Feature Article by Philipp Kamp
A note from geoff…
When I came across Philipp’s excellent build of the Reveal AC-47D “Spooky” gunship it reminded me of a similar project I had planned many years ago and for various reasons it dropped off the radar. And now here you have Philipp’s impressive build – he’s done an incredible amount of work to the Revell/Monogram kit and the end result is spot-on – congratulations Philipp :)
I hope that we can bring you other builds from Philipp whenever this may be possible and so I hope, in the meantime, you enjoy this one as much as I do every time I look at it :)
Here are a couple of photos of Philipp’s completed AC-47D…
There’s a also a full in-box review of the Revell AC-47D “Spooky” 1:48 in your Aircraft-Here Now area in SMN.
Just before I hand over to Philipp to take us through his build, here’s a little bit of background to the AC-47D “Spooky” Gunships that operated during the Vietnam War.
The Douglas AC-47 Spooky (also nicknamed “Puff, the Magic Dragon”) was the first in a series of gunships developed by the United States Air Force during the Vietnam War. It was designed to provide more firepower than light and medium ground-attack aircraft in certain situations when ground forces called for close air support.

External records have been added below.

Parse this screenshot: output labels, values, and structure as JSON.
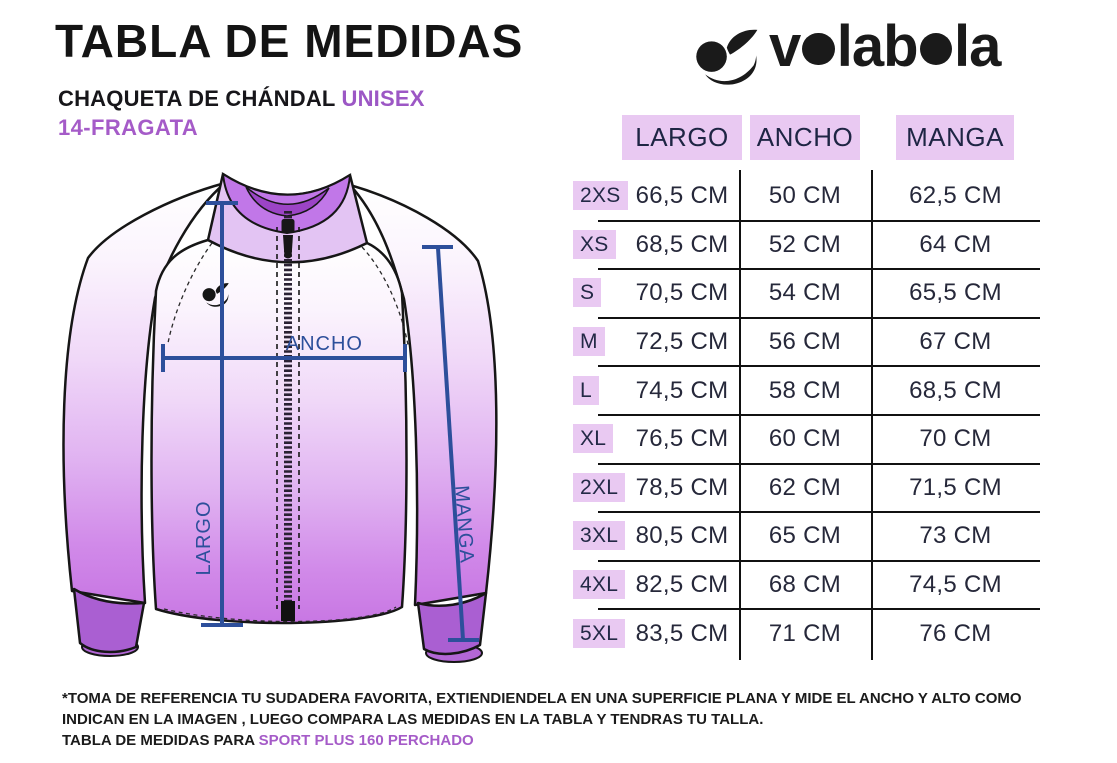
{
  "page": {
    "title": "TABLA DE MEDIDAS",
    "subtitle": "CHAQUETA DE CHÁNDAL",
    "subtitle_highlight": "UNISEX",
    "model": "14-FRAGATA"
  },
  "logo": {
    "text": "volabola"
  },
  "diagram": {
    "labels": {
      "ancho": "ANCHO",
      "largo": "LARGO",
      "manga": "MANGA"
    }
  },
  "table": {
    "columns": [
      "LARGO",
      "ANCHO",
      "MANGA"
    ],
    "rows": [
      {
        "size": "2XS",
        "largo": "66,5 CM",
        "ancho": "50 CM",
        "manga": "62,5 CM"
      },
      {
        "size": "XS",
        "largo": "68,5 CM",
        "ancho": "52 CM",
        "manga": "64 CM"
      },
      {
        "size": "S",
        "largo": "70,5 CM",
        "ancho": "54 CM",
        "manga": "65,5 CM"
      },
      {
        "size": "M",
        "largo": "72,5 CM",
        "ancho": "56 CM",
        "manga": "67 CM"
      },
      {
        "size": "L",
        "largo": "74,5 CM",
        "ancho": "58 CM",
        "manga": "68,5 CM"
      },
      {
        "size": "XL",
        "largo": "76,5 CM",
        "ancho": "60 CM",
        "manga": "70 CM"
      },
      {
        "size": "2XL",
        "largo": "78,5 CM",
        "ancho": "62 CM",
        "manga": "71,5 CM"
      },
      {
        "size": "3XL",
        "largo": "80,5 CM",
        "ancho": "65 CM",
        "manga": "73 CM"
      },
      {
        "size": "4XL",
        "largo": "82,5 CM",
        "ancho": "68 CM",
        "manga": "74,5 CM"
      },
      {
        "size": "5XL",
        "largo": "83,5 CM",
        "ancho": "71 CM",
        "manga": "76 CM"
      }
    ]
  },
  "footnote": {
    "line1": "*TOMA DE REFERENCIA TU SUDADERA FAVORITA, EXTIENDIENDELA EN UNA SUPERFICIE PLANA Y MIDE EL ANCHO Y ALTO COMO",
    "line2": "INDICAN EN LA IMAGEN , LUEGO COMPARA LAS MEDIDAS  EN LA TABLA Y TENDRAS TU TALLA.",
    "line3_prefix": "TABLA DE MEDIDAS PARA ",
    "line3_highlight": "SPORT PLUS 160 PERCHADO"
  },
  "colors": {
    "accent_purple": "#9c57c5",
    "header_bg": "#e9c9f2",
    "table_text": "#26283a",
    "navy_header": "#1e2544",
    "measure_blue": "#2d4f9b",
    "jacket_purple": "#c877e3",
    "cuff_purple": "#aa5fd2"
  }
}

The AC-47 was a United States Air Force C-47, (the military version of the DC-3) that had been modified by mounting three 7.62 mm General Electric mini-guns to fire through two rear window openings and the side cargo door, all on the left (pilot’s) side of the aircraft, and the modified craft’s primary function was close air support for ground troops. Other armament configurations could also be found on similar C-47-based aircraft around the world. The guns were actuated by a control on the pilot’s yoke whereby he could control the guns either individually or together, although gunners were also among the crew to assist with gun failures and similar issues. It could orbit the target for hours, providing suppressing fire over an elliptical area approximately 52 yd (47.5 m) in diameter, placing a round every 2.4 yd (2.2 m) during a three-second burst. The aircraft also carried flares it could drop to illuminate the battleground.

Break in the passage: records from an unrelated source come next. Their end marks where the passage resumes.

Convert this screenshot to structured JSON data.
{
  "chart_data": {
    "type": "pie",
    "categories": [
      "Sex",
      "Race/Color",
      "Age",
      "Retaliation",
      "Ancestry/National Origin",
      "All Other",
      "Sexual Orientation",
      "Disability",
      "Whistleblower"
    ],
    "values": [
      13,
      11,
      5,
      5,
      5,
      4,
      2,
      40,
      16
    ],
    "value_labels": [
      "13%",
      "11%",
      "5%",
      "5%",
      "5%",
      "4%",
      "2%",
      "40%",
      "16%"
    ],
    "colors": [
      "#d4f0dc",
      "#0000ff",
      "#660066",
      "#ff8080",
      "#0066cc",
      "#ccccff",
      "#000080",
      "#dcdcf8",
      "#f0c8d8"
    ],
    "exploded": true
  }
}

The AC-47 had no previous design to gauge how successful it would be because it was the first of its kind. The USAF found itself in a precarious situation when requests for additional gunships began to come in because it simply lacked mini-guns to fit additional aircraft after the first two conversions. The next four aircraft were equipped with 10 20mm AN/M2 machine guns. These weapons, using World War II and Korean War ammunition stocks, were quickly discovered to jam easily, produce large amounts of gases from firing, and, even in 10-gun groups, only provide the density of fire of a single mini-gun. All four of these aircraft were retrofitted to the standard armament configuration when additional mini-guns arrived.

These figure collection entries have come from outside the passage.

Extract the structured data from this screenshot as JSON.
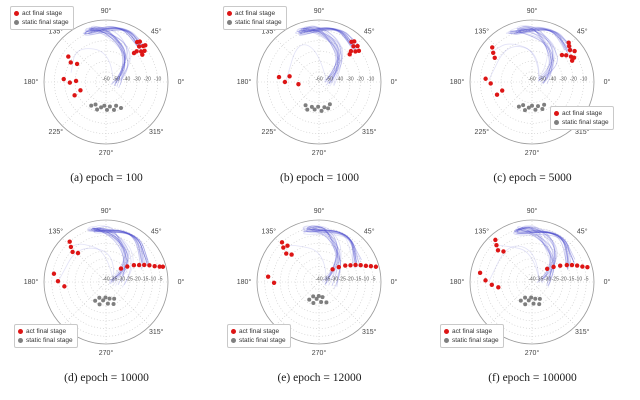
{
  "page": {
    "background": "#ffffff"
  },
  "legend": {
    "act_label": "act final stage",
    "static_label": "static final stage"
  },
  "style": {
    "act_color": "#dd1515",
    "static_color": "#7f7f7f",
    "trajectory_rgb": "60,60,200",
    "grid_color": "#c9c9c9",
    "outer_ring_color": "#999999",
    "theta_label_color": "#444444",
    "r_tick_label_color": "#555555"
  },
  "chart_data": [
    {
      "type": "polar-scatter",
      "caption": "(a) epoch = 100",
      "theta_tick_labels": [
        "0°",
        "45°",
        "90°",
        "135°",
        "180°",
        "225°",
        "270°",
        "315°"
      ],
      "r_domain": [
        -60,
        0
      ],
      "r_ticks": [
        -60,
        -50,
        -40,
        -30,
        -20,
        -10
      ],
      "r_tick_labels": [
        "-60",
        "-50",
        "-40",
        "-30",
        "-20",
        "-10"
      ],
      "legend_pos": "tl",
      "series": {
        "act": [
          [
            44,
            -10
          ],
          [
            47,
            -13
          ],
          [
            41,
            -15
          ],
          [
            50,
            -9
          ],
          [
            45,
            -18
          ],
          [
            39,
            -12
          ],
          [
            52,
            -11
          ],
          [
            43,
            -8
          ],
          [
            46,
            -21
          ],
          [
            37,
            -16
          ],
          [
            146,
            -16
          ],
          [
            151,
            -21
          ],
          [
            148,
            -27
          ],
          [
            176,
            -19
          ],
          [
            181,
            -25
          ],
          [
            178,
            -31
          ],
          [
            203,
            -27
          ],
          [
            198,
            -34
          ]
        ],
        "static": [
          [
            238,
            -33
          ],
          [
            245,
            -36
          ],
          [
            252,
            -32
          ],
          [
            259,
            -35
          ],
          [
            266,
            -37
          ],
          [
            272,
            -33
          ],
          [
            279,
            -36
          ],
          [
            286,
            -32
          ],
          [
            293,
            -35
          ],
          [
            300,
            -31
          ]
        ]
      },
      "trajectory_bundle": {
        "count": 16,
        "start_theta": -2,
        "start_r": -50,
        "apex_theta": 100,
        "end_theta": 46,
        "end_r": -12
      },
      "side_trajectory_ends": [
        [
          165,
          -25
        ]
      ]
    },
    {
      "type": "polar-scatter",
      "caption": "(b) epoch = 1000",
      "theta_tick_labels": [
        "0°",
        "45°",
        "90°",
        "135°",
        "180°",
        "225°",
        "270°",
        "315°"
      ],
      "r_domain": [
        -60,
        0
      ],
      "r_ticks": [
        -60,
        -50,
        -40,
        -30,
        -20,
        -10
      ],
      "r_tick_labels": [
        "-60",
        "-50",
        "-40",
        "-30",
        "-20",
        "-10"
      ],
      "legend_pos": "tl",
      "series": {
        "act": [
          [
            43,
            -9
          ],
          [
            46,
            -12
          ],
          [
            40,
            -14
          ],
          [
            49,
            -8
          ],
          [
            44,
            -17
          ],
          [
            38,
            -11
          ],
          [
            51,
            -10
          ],
          [
            42,
            -20
          ],
          [
            173,
            -21
          ],
          [
            180,
            -27
          ],
          [
            169,
            -31
          ],
          [
            186,
            -40
          ]
        ],
        "static": [
          [
            240,
            -34
          ],
          [
            247,
            -31
          ],
          [
            254,
            -35
          ],
          [
            261,
            -33
          ],
          [
            268,
            -36
          ],
          [
            275,
            -32
          ],
          [
            282,
            -35
          ],
          [
            289,
            -33
          ],
          [
            296,
            -36
          ]
        ]
      },
      "trajectory_bundle": {
        "count": 16,
        "start_theta": 0,
        "start_r": -50,
        "apex_theta": 98,
        "end_theta": 45,
        "end_r": -11
      },
      "side_trajectory_ends": [
        [
          178,
          -28
        ]
      ]
    },
    {
      "type": "polar-scatter",
      "caption": "(c) epoch = 5000",
      "theta_tick_labels": [
        "0°",
        "45°",
        "90°",
        "135°",
        "180°",
        "225°",
        "270°",
        "315°"
      ],
      "r_domain": [
        -60,
        0
      ],
      "r_ticks": [
        -60,
        -50,
        -40,
        -30,
        -20,
        -10
      ],
      "r_tick_labels": [
        "-60",
        "-50",
        "-40",
        "-30",
        "-20",
        "-10"
      ],
      "legend_pos": "cr",
      "series": {
        "act": [
          [
            36,
            -9
          ],
          [
            40,
            -12
          ],
          [
            33,
            -15
          ],
          [
            44,
            -10
          ],
          [
            38,
            -18
          ],
          [
            30,
            -13
          ],
          [
            47,
            -8
          ],
          [
            42,
            -21
          ],
          [
            28,
            -16
          ],
          [
            139,
            -9
          ],
          [
            143,
            -13
          ],
          [
            147,
            -17
          ],
          [
            176,
            -15
          ],
          [
            182,
            -20
          ],
          [
            200,
            -24
          ],
          [
            196,
            -30
          ]
        ],
        "static": [
          [
            242,
            -33
          ],
          [
            249,
            -36
          ],
          [
            256,
            -32
          ],
          [
            263,
            -35
          ],
          [
            270,
            -37
          ],
          [
            277,
            -33
          ],
          [
            284,
            -36
          ],
          [
            291,
            -32
          ],
          [
            298,
            -35
          ]
        ]
      },
      "trajectory_bundle": {
        "count": 16,
        "start_theta": 2,
        "start_r": -50,
        "apex_theta": 100,
        "end_theta": 40,
        "end_r": -12
      },
      "side_trajectory_ends": [
        [
          141,
          -12
        ],
        [
          178,
          -18
        ]
      ]
    },
    {
      "type": "polar-scatter",
      "caption": "(d) epoch = 10000",
      "theta_tick_labels": [
        "0°",
        "45°",
        "90°",
        "135°",
        "180°",
        "225°",
        "270°",
        "315°"
      ],
      "r_domain": [
        -40,
        0
      ],
      "r_ticks": [
        -40,
        -35,
        -30,
        -25,
        -20,
        -15,
        -10,
        -5
      ],
      "r_tick_labels": [
        "-40",
        "-35",
        "-30",
        "-25",
        "-20",
        "-15",
        "-10",
        "-5"
      ],
      "legend_pos": "bl",
      "series": {
        "act": [
          [
            42,
            -27
          ],
          [
            36,
            -23
          ],
          [
            31,
            -19
          ],
          [
            27,
            -16
          ],
          [
            24,
            -13
          ],
          [
            21,
            -10
          ],
          [
            18,
            -7
          ],
          [
            16,
            -4
          ],
          [
            15,
            -2
          ],
          [
            132,
            -5
          ],
          [
            135,
            -8
          ],
          [
            138,
            -11
          ],
          [
            134,
            -14
          ],
          [
            171,
            -6
          ],
          [
            179,
            -9
          ],
          [
            186,
            -13
          ]
        ],
        "static": [
          [
            240,
            -26
          ],
          [
            247,
            -29
          ],
          [
            254,
            -25
          ],
          [
            261,
            -28
          ],
          [
            268,
            -30
          ],
          [
            275,
            -26
          ],
          [
            282,
            -29
          ],
          [
            289,
            -25
          ],
          [
            296,
            -28
          ]
        ]
      },
      "trajectory_bundle": {
        "count": 16,
        "start_theta": 0,
        "start_r": -33,
        "apex_theta": 95,
        "end_theta": 24,
        "end_r": -12
      },
      "side_trajectory_ends": [
        [
          134,
          -8
        ],
        [
          176,
          -10
        ]
      ]
    },
    {
      "type": "polar-scatter",
      "caption": "(e) epoch = 12000",
      "theta_tick_labels": [
        "0°",
        "45°",
        "90°",
        "135°",
        "180°",
        "225°",
        "270°",
        "315°"
      ],
      "r_domain": [
        -40,
        0
      ],
      "r_ticks": [
        -40,
        -35,
        -30,
        -25,
        -20,
        -15,
        -10,
        -5
      ],
      "r_tick_labels": [
        "-40",
        "-35",
        "-30",
        "-25",
        "-20",
        "-15",
        "-10",
        "-5"
      ],
      "legend_pos": "bl",
      "series": {
        "act": [
          [
            43,
            -28
          ],
          [
            37,
            -24
          ],
          [
            32,
            -20
          ],
          [
            28,
            -17
          ],
          [
            25,
            -14
          ],
          [
            22,
            -11
          ],
          [
            19,
            -8
          ],
          [
            17,
            -5
          ],
          [
            15,
            -2
          ],
          [
            133,
            -5
          ],
          [
            136,
            -8
          ],
          [
            139,
            -12
          ],
          [
            135,
            -15
          ],
          [
            131,
            -9
          ],
          [
            174,
            -7
          ],
          [
            181,
            -11
          ]
        ],
        "static": [
          [
            241,
            -27
          ],
          [
            248,
            -30
          ],
          [
            255,
            -26
          ],
          [
            262,
            -29
          ],
          [
            269,
            -31
          ],
          [
            276,
            -27
          ],
          [
            283,
            -30
          ],
          [
            290,
            -26
          ]
        ]
      },
      "trajectory_bundle": {
        "count": 16,
        "start_theta": 2,
        "start_r": -33,
        "apex_theta": 94,
        "end_theta": 25,
        "end_r": -12
      },
      "side_trajectory_ends": [
        [
          135,
          -9
        ]
      ]
    },
    {
      "type": "polar-scatter",
      "caption": "(f) epoch = 100000",
      "theta_tick_labels": [
        "0°",
        "45°",
        "90°",
        "135°",
        "180°",
        "225°",
        "270°",
        "315°"
      ],
      "r_domain": [
        -40,
        0
      ],
      "r_ticks": [
        -40,
        -35,
        -30,
        -25,
        -20,
        -15,
        -10,
        -5
      ],
      "r_tick_labels": [
        "-40",
        "-35",
        "-30",
        "-25",
        "-20",
        "-15",
        "-10",
        "-5"
      ],
      "legend_pos": "bl",
      "series": {
        "act": [
          [
            41,
            -27
          ],
          [
            35,
            -23
          ],
          [
            30,
            -19
          ],
          [
            26,
            -15
          ],
          [
            23,
            -12
          ],
          [
            20,
            -9
          ],
          [
            17,
            -6
          ],
          [
            15,
            -3
          ],
          [
            131,
            -4
          ],
          [
            134,
            -7
          ],
          [
            137,
            -10
          ],
          [
            133,
            -13
          ],
          [
            170,
            -6
          ],
          [
            178,
            -10
          ],
          [
            184,
            -14
          ],
          [
            189,
            -18
          ]
        ],
        "static": [
          [
            239,
            -26
          ],
          [
            246,
            -29
          ],
          [
            253,
            -25
          ],
          [
            260,
            -28
          ],
          [
            267,
            -30
          ],
          [
            274,
            -26
          ],
          [
            281,
            -29
          ],
          [
            288,
            -25
          ],
          [
            295,
            -28
          ]
        ]
      },
      "trajectory_bundle": {
        "count": 16,
        "start_theta": 0,
        "start_r": -33,
        "apex_theta": 96,
        "end_theta": 23,
        "end_r": -12
      },
      "side_trajectory_ends": [
        [
          133,
          -8
        ],
        [
          180,
          -12
        ]
      ]
    }
  ]
}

A picture of the three MXU-470/A mini-gun modules fitted to an AC-47D from the following source: Ballard, Jack S. Development and Employment of Fixed-Wing Gunships, 1962-1972 Washington, DC: Office of Air Force History, United States Air Force, 1982. p.10
The AC-47 initially used SUU-11/A gun pods that were installed on locally fabricated mounts for the gunship application. Emerson Electric eventually developed the MXU-470/A to replace the gun pods, which were also used on later gunships.